Lentils and Longganisa
There were so many coin-inspired foods from around the world from which to choose our New Year's Day 'prosperity' meal. While I was quite tempted to have an all-cake table filled with those Danish oliebollen or Greek vasilopita, I settled on a savory Italian dish rich in its simplicity and flush with flavor: Cotechino con Lenticchie. A specialty of the city of Modena (and protected as such with PGI [Protected Geographical Indication] status), cotechino is traditionally a fresh sausage made from pork meat, fat and skin, although pre-cooked, foil-encased versions are now more widely used. I had faint hope of finding it somewhere in Manila, but I didn't want to settle for regular Italian sausage as a substitute. And why should I, given the variety of excellent native sausages, called longganisa, here? Sure enough, I found a perfect candidate.
Like cotechina, Lucban Longganisa is the namesake specialty of one town, in this case located in Quezon province just south of Manila. These sausages have a rich porky unctuousness in texture, a pleasantly sour tang from vinegar and a pretty reddish hue from paprika or atsuete/annatto (though artificial food coloring is also used). As I have never tasted cotechino before, I can't offer a definitive comparison, but I was pleased to read that Lucban longganisa seems to share similarities in texture, color and cooking with the Modena salsicce. With that, we had our lucky New Year's meal of coin-shaped pork sausage and legumes - Italy by way of the Philippines!
2 Tablespoons olive oil
3 small garlic cloves, minced
1 small onion, finely chopped
1 small carrot, finely chopped
1 celery stalk, finely chopped
1 cup lentilles du Puy, rinsed
1 bay leaf
Fresh water (or use a mild broth, if you'd prefer)

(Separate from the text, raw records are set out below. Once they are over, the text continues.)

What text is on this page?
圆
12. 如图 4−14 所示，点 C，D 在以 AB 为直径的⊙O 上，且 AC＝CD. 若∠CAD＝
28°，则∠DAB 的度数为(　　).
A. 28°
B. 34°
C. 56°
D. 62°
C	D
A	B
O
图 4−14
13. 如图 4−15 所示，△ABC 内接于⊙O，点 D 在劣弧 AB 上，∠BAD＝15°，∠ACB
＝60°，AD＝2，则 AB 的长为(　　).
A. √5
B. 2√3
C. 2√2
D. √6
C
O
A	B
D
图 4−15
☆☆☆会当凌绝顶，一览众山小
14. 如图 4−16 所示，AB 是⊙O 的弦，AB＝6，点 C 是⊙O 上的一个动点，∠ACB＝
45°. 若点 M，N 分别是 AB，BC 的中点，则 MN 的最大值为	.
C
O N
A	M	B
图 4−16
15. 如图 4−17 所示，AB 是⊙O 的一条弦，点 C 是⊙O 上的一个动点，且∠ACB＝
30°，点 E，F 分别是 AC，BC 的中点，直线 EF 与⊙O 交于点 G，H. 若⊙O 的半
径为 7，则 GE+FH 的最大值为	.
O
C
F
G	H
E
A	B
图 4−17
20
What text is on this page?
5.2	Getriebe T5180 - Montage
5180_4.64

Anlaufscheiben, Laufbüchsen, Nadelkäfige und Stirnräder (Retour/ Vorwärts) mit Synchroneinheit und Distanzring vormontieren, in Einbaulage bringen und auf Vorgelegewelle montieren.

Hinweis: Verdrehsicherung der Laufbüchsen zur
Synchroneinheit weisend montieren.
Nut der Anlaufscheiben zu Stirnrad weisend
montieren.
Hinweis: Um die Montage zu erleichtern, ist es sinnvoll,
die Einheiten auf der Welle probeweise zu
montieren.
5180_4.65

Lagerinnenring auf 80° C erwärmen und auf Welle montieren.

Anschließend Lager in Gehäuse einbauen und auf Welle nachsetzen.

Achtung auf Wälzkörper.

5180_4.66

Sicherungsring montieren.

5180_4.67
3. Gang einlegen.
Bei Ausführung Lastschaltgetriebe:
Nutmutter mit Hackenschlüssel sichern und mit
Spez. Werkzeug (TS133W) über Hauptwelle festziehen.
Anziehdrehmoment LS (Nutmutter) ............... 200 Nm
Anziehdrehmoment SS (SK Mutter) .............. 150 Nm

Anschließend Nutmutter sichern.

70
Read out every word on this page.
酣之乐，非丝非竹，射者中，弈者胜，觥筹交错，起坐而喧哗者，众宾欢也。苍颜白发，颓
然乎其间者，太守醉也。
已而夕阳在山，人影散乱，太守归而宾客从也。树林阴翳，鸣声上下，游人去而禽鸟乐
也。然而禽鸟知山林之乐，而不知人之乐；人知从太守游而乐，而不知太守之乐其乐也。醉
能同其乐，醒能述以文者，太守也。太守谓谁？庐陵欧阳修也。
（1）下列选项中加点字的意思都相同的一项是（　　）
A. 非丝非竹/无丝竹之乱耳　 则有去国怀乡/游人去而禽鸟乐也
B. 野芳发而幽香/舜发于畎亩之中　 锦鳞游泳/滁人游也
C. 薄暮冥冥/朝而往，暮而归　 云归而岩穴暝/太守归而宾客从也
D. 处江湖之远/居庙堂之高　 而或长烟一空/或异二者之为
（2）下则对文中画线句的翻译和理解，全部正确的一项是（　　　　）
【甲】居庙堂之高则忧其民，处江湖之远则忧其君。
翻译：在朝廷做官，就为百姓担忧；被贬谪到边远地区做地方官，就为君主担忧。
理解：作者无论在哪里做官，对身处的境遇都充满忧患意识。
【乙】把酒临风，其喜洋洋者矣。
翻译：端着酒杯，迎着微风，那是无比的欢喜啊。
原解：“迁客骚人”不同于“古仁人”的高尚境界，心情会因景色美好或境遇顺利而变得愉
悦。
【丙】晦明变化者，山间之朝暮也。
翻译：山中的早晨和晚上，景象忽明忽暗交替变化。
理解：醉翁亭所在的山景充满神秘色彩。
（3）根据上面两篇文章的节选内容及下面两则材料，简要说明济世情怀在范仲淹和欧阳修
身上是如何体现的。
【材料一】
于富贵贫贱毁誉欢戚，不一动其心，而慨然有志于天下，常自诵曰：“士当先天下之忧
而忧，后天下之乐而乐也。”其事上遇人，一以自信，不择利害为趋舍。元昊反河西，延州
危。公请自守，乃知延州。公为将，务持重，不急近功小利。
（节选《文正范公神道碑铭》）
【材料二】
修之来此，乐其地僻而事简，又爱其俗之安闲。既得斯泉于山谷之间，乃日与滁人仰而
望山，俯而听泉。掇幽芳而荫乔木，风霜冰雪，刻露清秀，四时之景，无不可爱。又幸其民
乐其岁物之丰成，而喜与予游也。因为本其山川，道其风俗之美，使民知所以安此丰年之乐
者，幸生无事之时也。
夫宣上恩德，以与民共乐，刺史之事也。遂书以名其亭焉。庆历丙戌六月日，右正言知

Patis (fish sauce) and ground black pepper
10-12 Lucban longganisa links (or approx. 1lb of sausages)
|Lentilles du Puy|
Heat olive oil at medium-high heat in a sauté pan, then add garlic, onions, carrot and celery; sauté until softened. Add lentils and stir to mix well with the vegetables. Add the bay leaf, then add water or broth to cover the lentils by about 1/2 inch. Reduce heat to medium-low and bring to a slow simmer; cover partially to let steam escape and stir on occasion to prevent lentils from sticking to the bottom. As they cook, lentils should remain covered with liquid, so add as needed. Test lentils for desired doneness. When done, remove bay leaf and add patis and pepper to taste before serving.
Just before the lentils finish cooking, place longganisa in a small pan or skillet and cover halfway with water. Cook at a gentle simmer, turning occasionally, until done (these sausages are quite small, about 2.5" long, so they should cook quickly). Remove sausages and drain water from the pan, returning it to medium heat. Carefully prick the casings and drain out excess juices before removing the skins entirely. Carefully return the longganisa to the pan and fry until a bit browned on the outside. Remove from pan and slice into round pieces.
To serve, spoon lentils onto plates and arrange sliced longganisa over them.
Manigong Bagong Taon sa Inyong Lahat!